Olhar de Cuidados Paliativos em salas de emergência
Em março ocorreu o 2o Fórum da ABRAMEDE, onde foram discutidos assuntos relativos às residências de Medicina de Emergência, com a presença de coordenadores de residência de vários centros no Nordeste, Centro-Oeste, Sudeste e Sul. Academia Nacional de Cuidados Paliativos (ANCP) esteve presente representada pela médica Sabrina Ribeiro, coordenadora do Comitê de Emergência da ANCP.
Desde a primeira prova de título em Emergência, realizada em 2018, habilidades em Cuidado Paliativo foram consideradas essenciais para a formação do emergencista. Um currículo mínimo contemplando os principais temas foi elaborado em esforço conjunto entre ANCP e Associação Brasileira de Medicina de Emergência (ABRAMEDE) e está em constante aprimoramento.
“O olhar de cuidado paliativo sobre o paciente com doença avançada, tão freqüente em nossas salas de emergência é essencial para um bom atendimento. Habilidades como comunicação de más notícias, expertise em controle de sintomas, identificação de pacientes em terminalidade, trabalho em equipe multiprofissional e indicação correta de procedimentos e medidas invasivas são fundamentais no nosso dia a dia” explicou Sabrina Ribeiro.
Segundo a especialista, o ambiente corrido das salas de emergência, a sobrecarga de trabalho, a falta de uma relação médico-paciente estabelecida são fatores que dificultam a implementação de ações de cuidado paliativo na emergência. Porém, é na emergência que muitos pacientes com doença grave e incurável têm seu único acesso a serviço de saúde.
“Uma pesquisa realizada em nossa Unidade Crítica de Emergência e publicada na revista Palliative and Supportive Care evidenciou que 34% dos pacientes que recebemos na UCI são portadores de doença avançada e incurável, com expectativa de óbito nos próximos 6 meses. No entanto, menos de 1/5 deste subgrupo tem acesso a cuidados paliativos durante a internação” destacou a paliativista.
Sabrina aponta que o reconhecimento precoce do paciente candidato a cuidado paliativo pode evitar intervenções que tragam sofrimento adicional ao paciente e não sejam benéficas em relação a aumento de sobrevida e de qualidade de vida. E comentou que ao atender o paciente na sala de emergência, quatro perguntas são essenciais, são elas:
1- Você se surpreenderia se este paciente morresse em um ano (ou nessa internação)? “Esta pergunta, chamada internacionalmente de pergunta-surpresa, tem correlação estabelecida com mortalidade em 1 ano e foi validada inclusive na emergência e depende apenas de avaliação subjetiva pelo profissional de saúde”, explicou.
2- O quadro agudo é reversível? “O emergencista precisa compreender o quadro agudo e identificar a causa, distinguindo entre progressão da doença de base e intercorrências potencialmente tratáveis. Pacientes com doenças incuráveis mas com intercorrências agudas reversíveis podem inclusive ser candidatos a medidas invasivas. Já a instituição de suporte vital em situações em progressão de doença incurável pode implicar em distanásia”, pontuou.
3- Onde o paciente está em sua trajetória de doença? “Sinais como perda de peso, queda de funcionalidade e internações repetidas podem indicar que o paciente se encontra em fase avançada de doença e pode não se beneficiar de intervenções mais agressivas”, enfatizou.

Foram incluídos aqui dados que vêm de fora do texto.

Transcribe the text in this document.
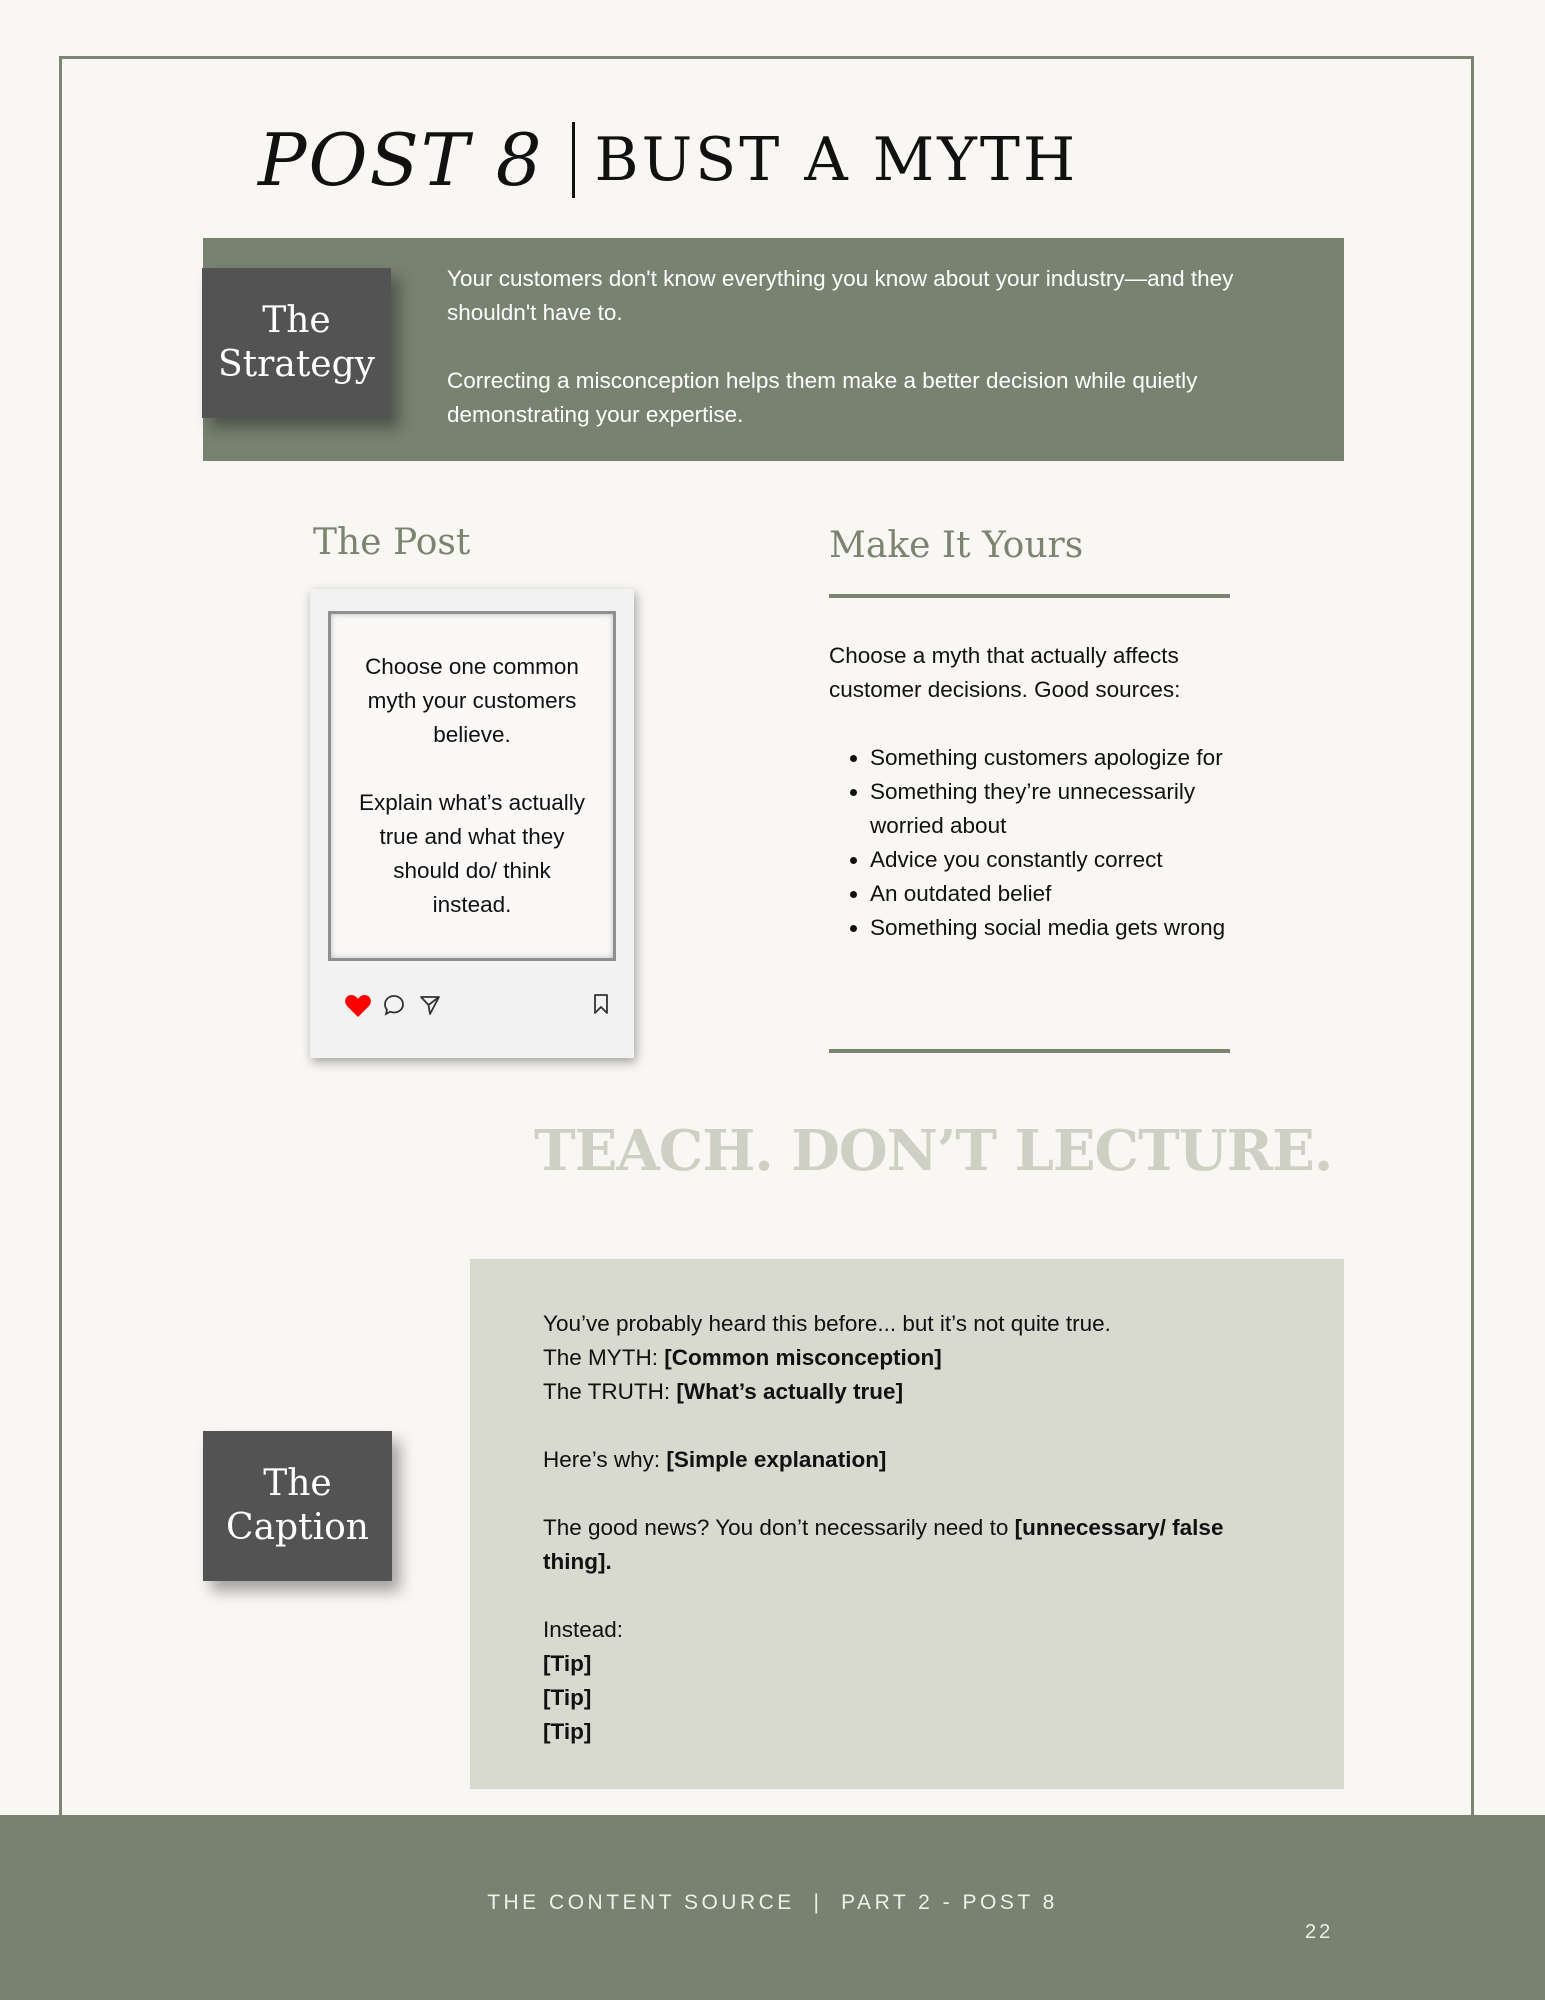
POST 8 BUST A MYTH
The
Strategy

Your customers don't know everything you know about your industry—and they shouldn't have to.

Correcting a misconception helps them make a better decision while quietly demonstrating your expertise.

The Post

Choose one common myth your customers believe.

Explain what’s actually true and what they should do/ think instead.

Make It Yours

Choose a myth that actually affects customer decisions. Good sources:

• Something customers apologize for
• Something they’re unnecessarily worried about
• Advice you constantly correct
• An outdated belief
• Something social media gets wrong
TEACH. DON’T LECTURE.
The
Caption

You’ve probably heard this before... but it’s not quite true.
The MYTH: [Common misconception]
The TRUTH: [What’s actually true]

Here’s why: [Simple explanation]

The good news? You don’t necessarily need to [unnecessary/ false thing].

Instead:
[Tip]
[Tip]
[Tip]

THE CONTENT SOURCE  |  PART 2 - POST 8
22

4- Quais os valores do paciente? “É importante lembrar que cuidado paliativo é “fazer tudo” sempre pelo paciente, mas “tudo“ pode ter um significado diferente para diferentes pacientes. Para alguns, fazer tudo pode ser priorizar o controle de dor e de sintomas, enquanto outros podem ter como prioridade intervenções que possam estender o tempo de vida, mesmo que isso implique em procedimentos invasivos”, destacou.
A médica chama atenção para o fato que o dia a dia da emergência é feito de decisões difíceis, muitas vezes tomadas em minutos. “O cuidado paliativo nos lembra de que a melhor decisão é sempre a que respeita os desejos e valores de nossos pacientes”, ressaltou a paliativista.
Sabrina Corrêa da Costa Ribeiro é médica supervisora da Disciplina de Emergências do HCFMUSP e preceptora da residência de Medicina de Emergência do HCFMUSP. Tem titulo de especialista em Emergência (ABRAMEDE/AMB) e certificação de área de atuação em Cuidado paliativo (ANCP/AMB). Atualmente é membro do Comitê de Titulo de Especialista em Emergência da ABRAMEDE e coordenadora do Comitê de Emergência da ANCP.